Race conditions

Dear Dave,

Please explain if the below code creates a write-write race condition for “y” :

initial
 begin
  #5 y <= 2;
 end

initial
 begin
   y <= #5 3;
 end

Observation : y always takes the value of 2 irrespective of the order of simulation .

In reply to sush:
By definition in the 1800-2012 LRM section 10.4.2 Nonblocking procedural assignments, this is not a simulation race condition. The two assignment statements execute at different times. Even though they both schedule an update to y at time 5, the update to 3 is scheduled to happen before the update to 2. Last update wins.

Dear Dave,

I have tried the following code in Synopsys VCS compiler and could see race situation :

module test ;
reg [1:0]y;

initial
begin
#5 y <= 2;
end

initial
begin
y <= #5 3;
end

initial
#5 $strobe(“Value of y =%d”,y) ;

endmodule

Observation : y takes 3 or 2 as per the order of simulation .

In reply to sush:
I’ve tried this example on Modelsim/Questa, and 3 other simulators and all preserve the ordering y = 2. You’ll need to report this to your tool vendor,

Thanks Dave .

Dear Dave,

I have one more query on race :

######################

                initial
		  begin
		   {w,reset} = {1'b1,1'b1};
			repeat(2)
			@(negedge clock);
			reset = 0;
			#100 $finish ;
		  end

                  initial
		    begin
		     #1 clock = 0;
		     forever #1 clock = ~clock ;
		    end
		 
		 always@(negedge clock)
	           begin
		     w = ~w ;
		   end

#################################

In the above snippet , I found the variable w doesn’t repeat with a value = 1 for 2 negedge cycles .It always toggles to 0 in the very first negedge of clock .

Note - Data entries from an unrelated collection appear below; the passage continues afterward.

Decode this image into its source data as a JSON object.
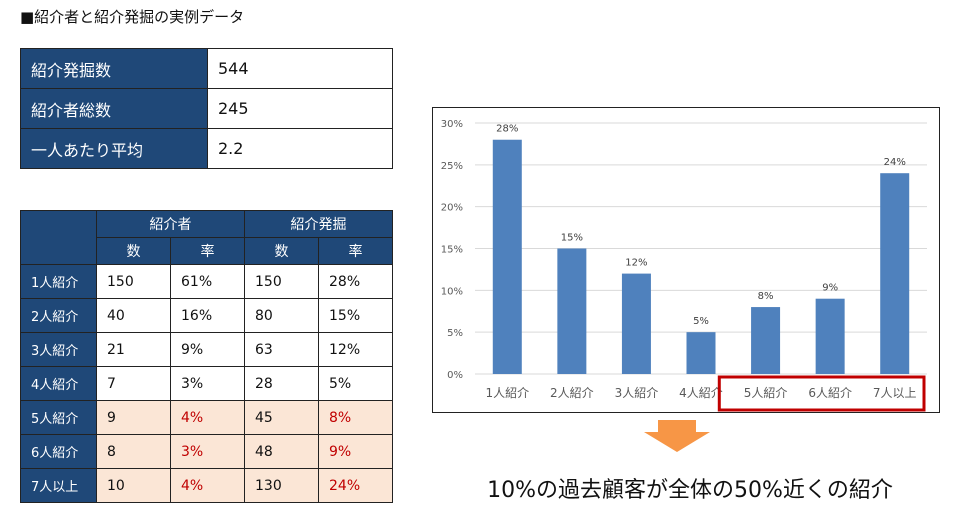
{
  "title": "■紹介者と紹介発掘の実例データ",
  "summary": [
    {
      "label": "紹介発掘数",
      "value": "544"
    },
    {
      "label": "紹介者総数",
      "value": "245"
    },
    {
      "label": "一人あたり平均",
      "value": "2.2"
    }
  ],
  "table": {
    "group_headers": [
      "紹介者",
      "紹介発掘"
    ],
    "sub_headers": [
      "数",
      "率",
      "数",
      "率"
    ],
    "rows": [
      {
        "label": "1人紹介",
        "cells": [
          "150",
          "61%",
          "150",
          "28%"
        ]
      },
      {
        "label": "2人紹介",
        "cells": [
          "40",
          "16%",
          "80",
          "15%"
        ]
      },
      {
        "label": "3人紹介",
        "cells": [
          "21",
          "9%",
          "63",
          "12%"
        ]
      },
      {
        "label": "4人紹介",
        "cells": [
          "7",
          "3%",
          "28",
          "5%"
        ]
      },
      {
        "label": "5人紹介",
        "cells": [
          "9",
          "4%",
          "45",
          "8%"
        ]
      },
      {
        "label": "6人紹介",
        "cells": [
          "8",
          "3%",
          "48",
          "9%"
        ]
      },
      {
        "label": "7人以上",
        "cells": [
          "10",
          "4%",
          "130",
          "24%"
        ]
      }
    ]
  },
  "chart_data": {
    "type": "bar",
    "categories": [
      "1人紹介",
      "2人紹介",
      "3人紹介",
      "4人紹介",
      "5人紹介",
      "6人紹介",
      "7人以上"
    ],
    "values": [
      28,
      15,
      12,
      5,
      8,
      9,
      24
    ],
    "data_labels": [
      "28%",
      "15%",
      "12%",
      "5%",
      "8%",
      "9%",
      "24%"
    ],
    "yticks": [
      "0%",
      "5%",
      "10%",
      "15%",
      "20%",
      "25%",
      "30%"
    ],
    "ylim": [
      0,
      30
    ],
    "grid": true,
    "highlighted_categories": [
      "5人紹介",
      "6人紹介",
      "7人以上"
    ],
    "bar_color": "#4f81bd",
    "highlight_color": "#c00000"
  },
  "caption": "10%の過去顧客が全体の50%近くの紹介",
  "arrow_color": "#f79646"
}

I have changed the order of simulation and found the same result .

It looks like repeat has no impact on w .

Could you please clarify the same ?

Thanks,
Susmita

In reply to sush:
I do not see how reset affects the value of w with the code you showed. Also note that if you declare clock as a reg, an X to 0 transition is considered a negedge.

Dear Dave,

I am not saying “reset” has an impact rather “repeat” construct should repeat value of w to 1 for 2 neg-edge of clock cycles .
####################################################
{w,reset} = {1’b1,1’b1};
repeat(2)
@(negedge clock);
#####################################################

But the following snippet doesn’t repeat w to 1 for 2 negedge clock cycles rather in the first negedge i.e transition from x to 0 toggles initial value of w from 1 to 0.
######################################################
always@(negedge clock)
begin
w = ~w ;
end
########################################################

In reply to sush:

Dear Dave,
Please explain if the below code creates a write-write race condition for “y” :

initial
begin
#5 y <= 2;
end
initial
begin
y <= #5 3;
end

Observation : y always takes the value of 2 irrespective of the order of simulation .

Hi,

I see a race condition here! Which means incorrect usage of constructs.

For e.g. look at the code below,

//This is a race condition as you would agree.
initial
 begin
  #5 
  y <= 2;
 end
 
initial
 begin
   #5;
   y <= 3;
 end
//Now only confusion could be of having an 'intra' assignment delay
//Which can be converted to simple delays(IEEE 1800-2012 Sec 9.4.5)
initial
 begin
  #5 
  y <= 2;
 end
 
initial
 begin
   //y <= #5 3;
   //Is same as
   tempY = 3;
   #5
   y <= tempY;
 end

In short any tool you use will give correct behavior(race/incorrect behavior) regardless.

In reply to MayurKubavat:
There is no race. Your conversion to remove the intra-assignment delay is not equivalent to the original code and yours does have a race. The LRM section I mention above states that if the ordering of the assignments is determinate, the outcome is determinate.

In reply to sush:
Please start a new topic thread if you ate still having issues. It will help if you can provide a complete runnable example along with expected versus actual results. As you have written, I do not understand your issue.